Hier will Mario Präsenz zeigen. Ganz besonders an einem Tag wie diesem. Mit
ein paar Mitstreitern steht er hinter einem Infostand. Er macht Wahlkampf
für die FPÖ. Am Sonntag wird ein neues EU-Parlament gewählt. Und Mario will
die Stellung halten. Mit Sakko, Hemd und Sonnenbrille steht der 19-jährige
Maurer herausgeputzt da. Selbstbewusst, höflich, zugänglich. Er will sich
von seiner besten, seiner professionellsten Seite zeigen. In Zeiten wie
diesen schuldet er das seiner Partei. Seit er wählen kann, mit 16 Jahren,
gehört seine Stimme der FPÖ, den Blauen, wie die Partei in Österreich nach
ihrer Parteifarbe genannt wird.
Mario lässt die Blauen nicht hängen, egal was ihr Parteichef sagt, wenn er
besoffen ist.
Am Vortrag war das Video veröffentlicht worden, in dem FPÖ-Chef
Heinz-Christian Strache und sein Parteikollege Johann Gudenus auf Ibiza
einer vermeintlichen Oligarchennichte auf den Leim gehen. Während ein Teil
der Republik jubelt, posten die FPÖ-Anhänger in den sozialen Medien fleißig
Selfies mit Strache. Mit der Widmung „Danke HC“, die Initialen seines
Vornamens.
Auch Marios Facebook-Seite ist voll mit HC-Bildern. Zum Beweis holt er sein
Handy hervor. „Wir stehen zu ihm. Jeder sagt mal Blödsinn, wenn er b’soffen
ist“, sagt er, „Ich will mir mal die Parteivorsitzende der Sozialdemokraten
anschauen, was die sagt, wenn sie abgefüllt wird.“
Seine Kollegen lächeln nervös. Mulmig war ihnen am Vormittag, als sie ihren
Infostand hier im 20. Bezirk aufgestellt haben.

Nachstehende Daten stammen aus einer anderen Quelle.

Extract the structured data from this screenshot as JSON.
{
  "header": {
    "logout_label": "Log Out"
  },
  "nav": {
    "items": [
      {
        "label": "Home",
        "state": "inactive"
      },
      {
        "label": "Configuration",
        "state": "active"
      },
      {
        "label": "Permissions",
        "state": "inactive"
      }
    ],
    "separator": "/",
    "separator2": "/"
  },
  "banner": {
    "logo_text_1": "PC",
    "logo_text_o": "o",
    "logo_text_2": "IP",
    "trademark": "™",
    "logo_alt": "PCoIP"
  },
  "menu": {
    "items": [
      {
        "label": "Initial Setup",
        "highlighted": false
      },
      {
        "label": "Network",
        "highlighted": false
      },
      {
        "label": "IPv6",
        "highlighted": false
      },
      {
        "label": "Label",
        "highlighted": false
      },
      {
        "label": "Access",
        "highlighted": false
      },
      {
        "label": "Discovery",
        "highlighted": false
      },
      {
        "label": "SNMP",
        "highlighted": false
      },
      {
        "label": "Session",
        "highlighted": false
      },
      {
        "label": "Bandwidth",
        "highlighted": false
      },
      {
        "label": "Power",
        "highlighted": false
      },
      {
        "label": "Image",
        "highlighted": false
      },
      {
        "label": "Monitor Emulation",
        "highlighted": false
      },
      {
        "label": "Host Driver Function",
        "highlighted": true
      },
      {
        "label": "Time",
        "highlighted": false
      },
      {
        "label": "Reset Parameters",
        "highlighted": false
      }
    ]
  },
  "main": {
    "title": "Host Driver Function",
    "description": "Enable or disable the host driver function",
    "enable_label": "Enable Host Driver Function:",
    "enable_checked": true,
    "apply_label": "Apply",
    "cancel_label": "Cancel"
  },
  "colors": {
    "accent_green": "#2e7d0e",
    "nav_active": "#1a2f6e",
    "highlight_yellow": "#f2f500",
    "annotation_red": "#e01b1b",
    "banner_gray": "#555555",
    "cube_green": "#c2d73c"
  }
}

Wie professionell schaffen
sie es zu sein, falls einer das Handy zückt und vor ihnen hämisch das
Partylied „We are going to Ibiza“ von den Vengaboys abspielt?
Bis jetzt war alles zivilisiert. In Ruhe konnten sie ihre Zelte aufbauen,
die Sitzbänke aufstellen, die Hüpfburg für die Kinder aufblasen, das
Spanferkel anrichten.
Im Hintergrund die FPÖ-Veteraninnen aus dem Bezirk. Es sind rüstige
Mittsechzigerinnen, in karierten Hemden und knielangen Jeansröcken, die
sich um die Logistik des Fests kümmern, darauf achten, dass alles dort ist,
wo es sein soll, dass die Band was zu trinken bekommt, dass genug
Sauerkraut für das Spanferkel da ist. Seit Jahrzehnten haben diese Frauen
jedes Auf und Ab in der freiheitlichen Partei mitverfolgt. Jeden Skandal
und jeden Einzelfall – und sie sind geblieben. Trotz allem. Oder gerade
deshalb.
Das Video wollen sie nicht kommentieren und verweisen auf die „Obrigkeit“,
die soll die Anfragen beantworten. Sie verteilen nur blaue Kugelschreiber,
Flyer und verkaufen selbst gebackenen Kuchen.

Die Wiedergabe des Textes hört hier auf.